Sqoop is known as “SQL-to-Hadoop”. Sqoop is a tool used to transfer Data between relational databases and Hadoop. It has a connector based architecture that supports plugins that provide connectivity to new external systems.
Features of Sqoop:
- Import whole tables, or whole Schema, from relational databases into Hadoop’s file system, HDFS.
- Export data from HDFS to these relational databases. The export and import being performed through MapReduce jobs.
- Import using a particular SQL SELECT statement, rather than importing whole tables.

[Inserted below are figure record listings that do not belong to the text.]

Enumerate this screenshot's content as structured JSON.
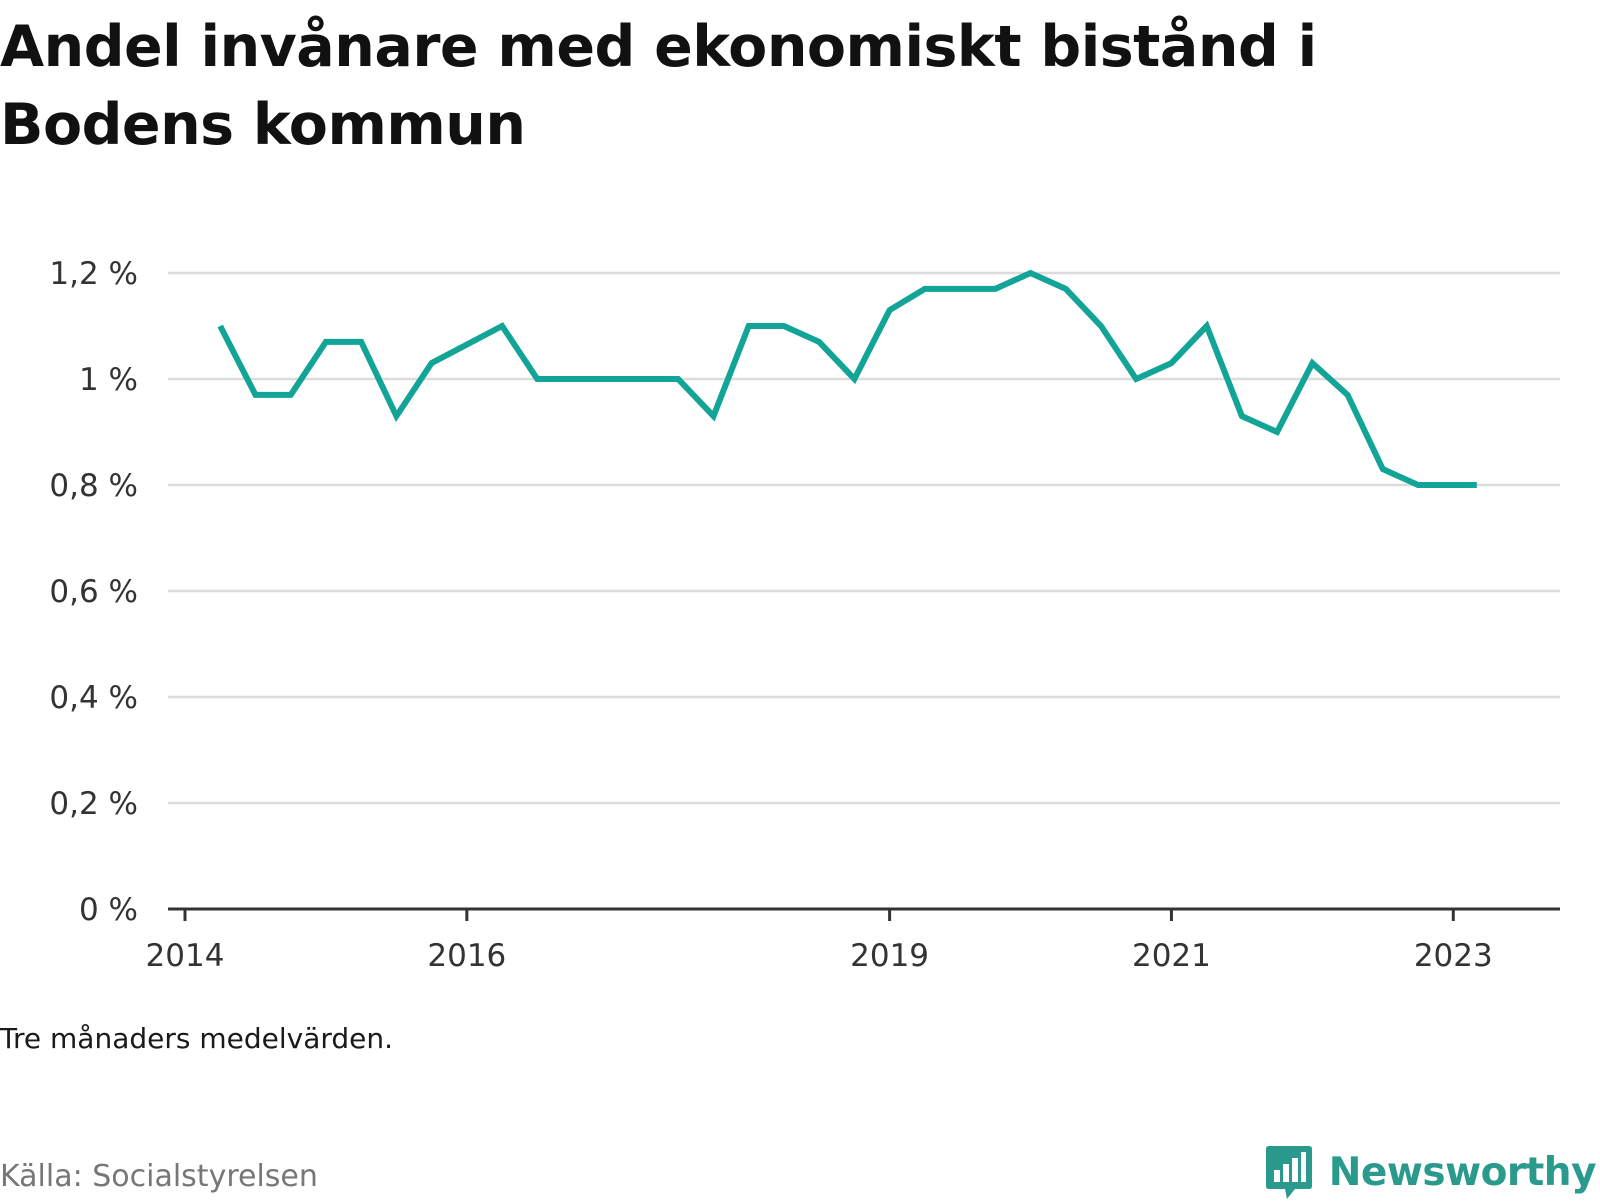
{
  "chart_data": {
    "type": "line",
    "title": "Andel invånare med ekonomiskt bistånd i Bodens kommun",
    "note": "Tre månaders medelvärden.",
    "source": "Källa: Socialstyrelsen",
    "brand": "Newsworthy",
    "line_color": "#12a597",
    "ylim": [
      0,
      1.2
    ],
    "yticks": [
      {
        "value": 0,
        "label": "0 %"
      },
      {
        "value": 0.2,
        "label": "0,2 %"
      },
      {
        "value": 0.4,
        "label": "0,4 %"
      },
      {
        "value": 0.6,
        "label": "0,6 %"
      },
      {
        "value": 0.8,
        "label": "0,8 %"
      },
      {
        "value": 1.0,
        "label": "1 %"
      },
      {
        "value": 1.2,
        "label": "1,2 %"
      }
    ],
    "xlim": [
      "2014-01",
      "2023-06"
    ],
    "xticks": [
      {
        "value": "2014-01",
        "label": "2014"
      },
      {
        "value": "2016-01",
        "label": "2016"
      },
      {
        "value": "2019-01",
        "label": "2019"
      },
      {
        "value": "2021-01",
        "label": "2021"
      },
      {
        "value": "2023-01",
        "label": "2023"
      }
    ],
    "grid": true,
    "series": [
      {
        "points": [
          {
            "x": "2014-04",
            "y": 1.1
          },
          {
            "x": "2014-07",
            "y": 0.97
          },
          {
            "x": "2014-10",
            "y": 0.97
          },
          {
            "x": "2015-01",
            "y": 1.07
          },
          {
            "x": "2015-04",
            "y": 1.07
          },
          {
            "x": "2015-07",
            "y": 0.93
          },
          {
            "x": "2015-10",
            "y": 1.03
          },
          {
            "x": "2016-04",
            "y": 1.1
          },
          {
            "x": "2016-07",
            "y": 1.0
          },
          {
            "x": "2016-10",
            "y": 1.0
          },
          {
            "x": "2017-01",
            "y": 1.0
          },
          {
            "x": "2017-04",
            "y": 1.0
          },
          {
            "x": "2017-07",
            "y": 1.0
          },
          {
            "x": "2017-10",
            "y": 0.93
          },
          {
            "x": "2018-01",
            "y": 1.1
          },
          {
            "x": "2018-04",
            "y": 1.1
          },
          {
            "x": "2018-07",
            "y": 1.07
          },
          {
            "x": "2018-10",
            "y": 1.0
          },
          {
            "x": "2019-01",
            "y": 1.13
          },
          {
            "x": "2019-04",
            "y": 1.17
          },
          {
            "x": "2019-07",
            "y": 1.17
          },
          {
            "x": "2019-10",
            "y": 1.17
          },
          {
            "x": "2020-01",
            "y": 1.2
          },
          {
            "x": "2020-04",
            "y": 1.17
          },
          {
            "x": "2020-07",
            "y": 1.1
          },
          {
            "x": "2020-10",
            "y": 1.0
          },
          {
            "x": "2021-01",
            "y": 1.03
          },
          {
            "x": "2021-04",
            "y": 1.1
          },
          {
            "x": "2021-07",
            "y": 0.93
          },
          {
            "x": "2021-10",
            "y": 0.9
          },
          {
            "x": "2022-01",
            "y": 1.03
          },
          {
            "x": "2022-04",
            "y": 0.97
          },
          {
            "x": "2022-07",
            "y": 0.83
          },
          {
            "x": "2022-10",
            "y": 0.8
          },
          {
            "x": "2023-01",
            "y": 0.8
          },
          {
            "x": "2023-03",
            "y": 0.8
          }
        ]
      }
    ]
  }
}
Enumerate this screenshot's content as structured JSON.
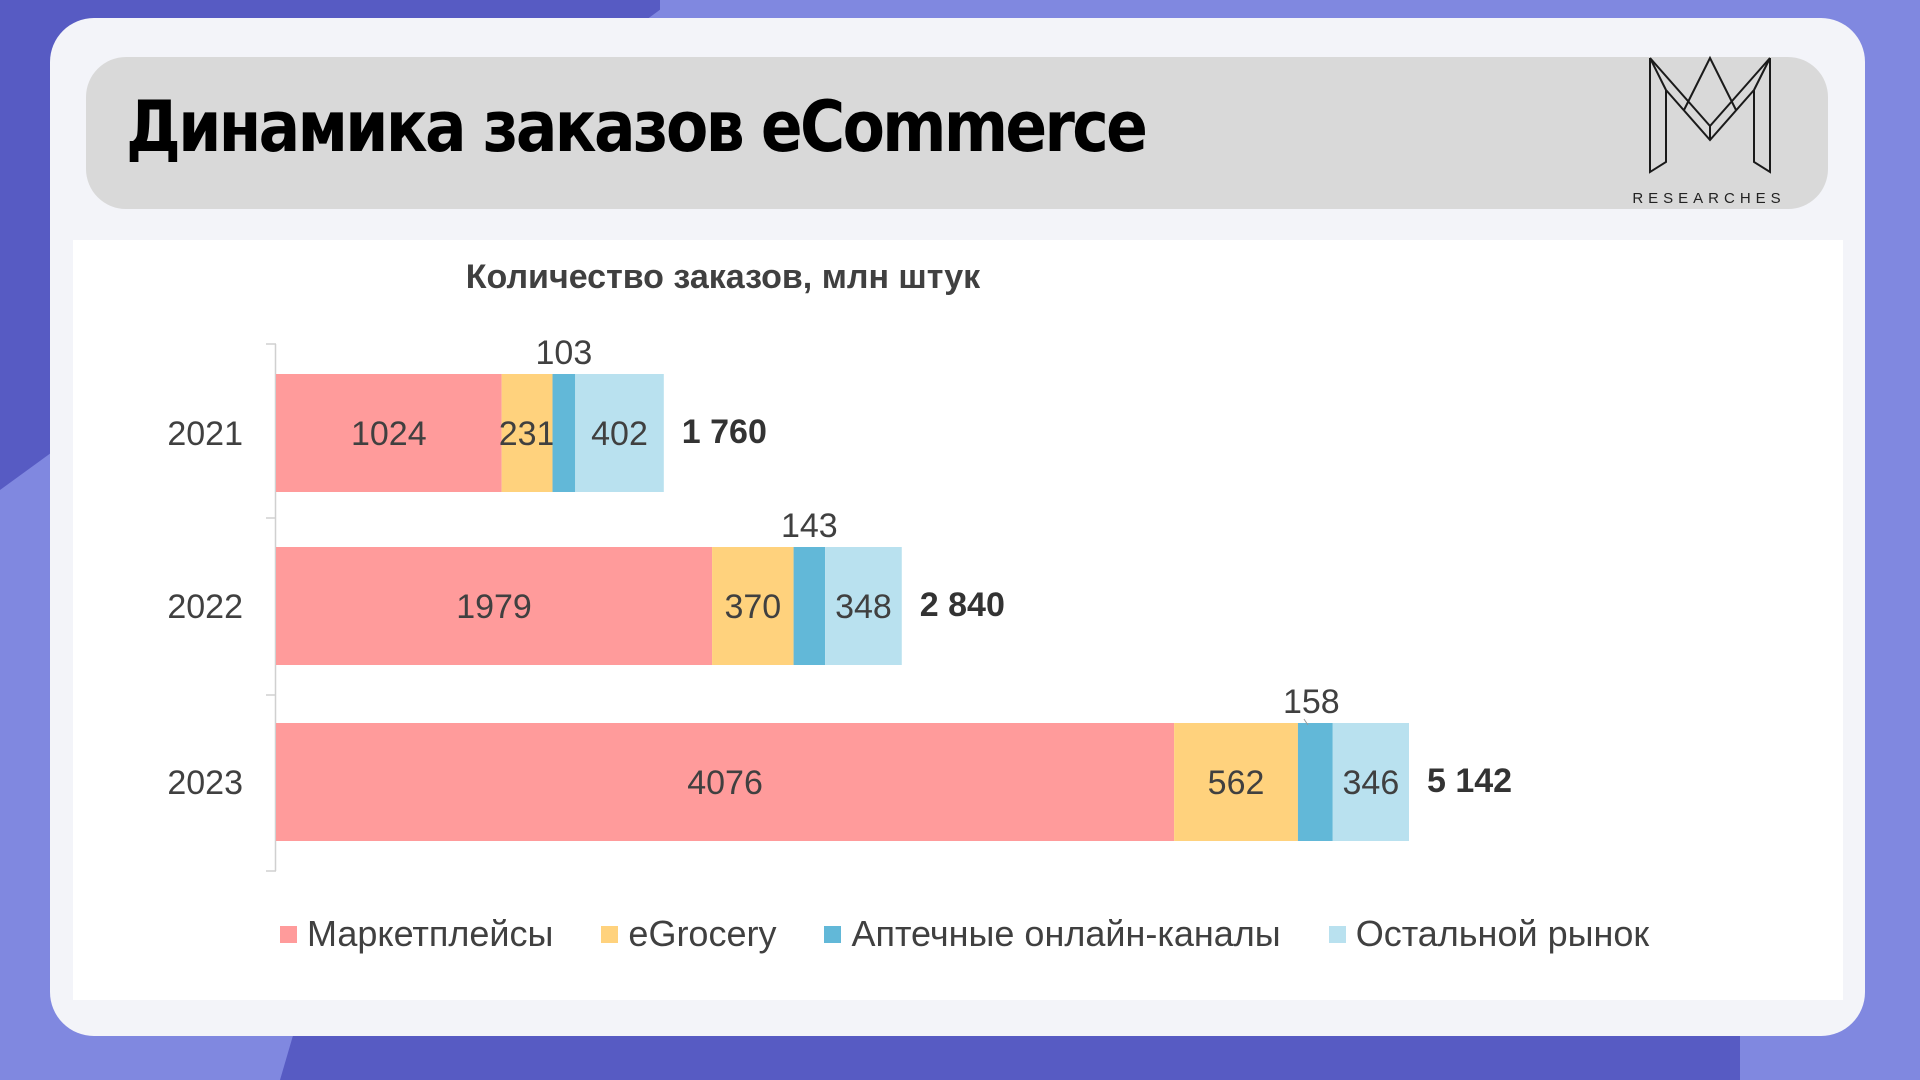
{
  "slide": {
    "title": "Динамика заказов eCommerce",
    "logo_text": "RESEARCHES",
    "logo_icon": "m-monogram-icon"
  },
  "colors": {
    "background": "#8088e0",
    "accent_dark": "#575bc3",
    "series": [
      "#ff9b9b",
      "#ffd27d",
      "#62b8d8",
      "#b9e1ef"
    ]
  },
  "chart_data": {
    "type": "bar",
    "orientation": "horizontal",
    "stacked": true,
    "title": "Количество заказов, млн штук",
    "categories": [
      "2021",
      "2022",
      "2023"
    ],
    "series": [
      {
        "name": "Маркетплейсы",
        "values": [
          1024,
          1979,
          4076
        ]
      },
      {
        "name": "eGrocery",
        "values": [
          231,
          370,
          562
        ]
      },
      {
        "name": "Аптечные онлайн-каналы",
        "values": [
          103,
          143,
          158
        ]
      },
      {
        "name": "Остальной рынок",
        "values": [
          402,
          348,
          346
        ]
      }
    ],
    "totals": [
      "1 760",
      "2 840",
      "5 142"
    ],
    "xlim": [
      0,
      5142
    ],
    "grid": false,
    "legend": "bottom"
  }
}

- Perform incremental loads, specifying a key column to determine what to exclude.
- Load directly into Hive tables, creating HDFS files in the background.
What all thing needed to start with it :
Sqoop ,Hive ,Mysql installed on your machine.
For this tutorial, I have used Cloudera Quickstart CDH version 5.3 which comes with Sqoop ,MySQL and Hive installed.
Let’s get started :
Step 1. If you already have tables in MySql, Go to Step 2.
Connect to MySql with username and password. Once connected create the table in Mysql database.
Populate your table with some data.
Verify your table.
Step 2. Open Hive. Go to terminal type Hive ,don’t forget to press Enter.
Create database to which you want to import MySql table.
Initial there will be no tables in your DB. Here we have created database “retaildb”. To check there are any tables in DB type -“show tables;”.
Step 3. For Sqoop, we have to go to terminal/command line. Run Following Sqoop command in command line, to import the table from Mysql to Hive ( Hadoop Datawarehouse) for further analysis.
sqoop import \
–connect jdbc:mysql://quickstart.cloudera:3306/retail \
–username root -P -m 1 \
–table books \
–hive-database retaildb \
–hive-table books \
–fields-terminated-by ‘\t’ \
Starting to transfer : After pressing Enter, you can see the logs.
For few minutes logs will keep generating showing the various status of loading data into Hadoop environment.At the last logs seems to be like this – “Time Taken” therefore completed.
Step 4. Verify if Hive tables have been imported properly with data from MySql or not.
Now there is the table in Hive database and Data also. We are ready to analysis data in Hadoop and availble to user for query through hadoop.
Thanks for reading !!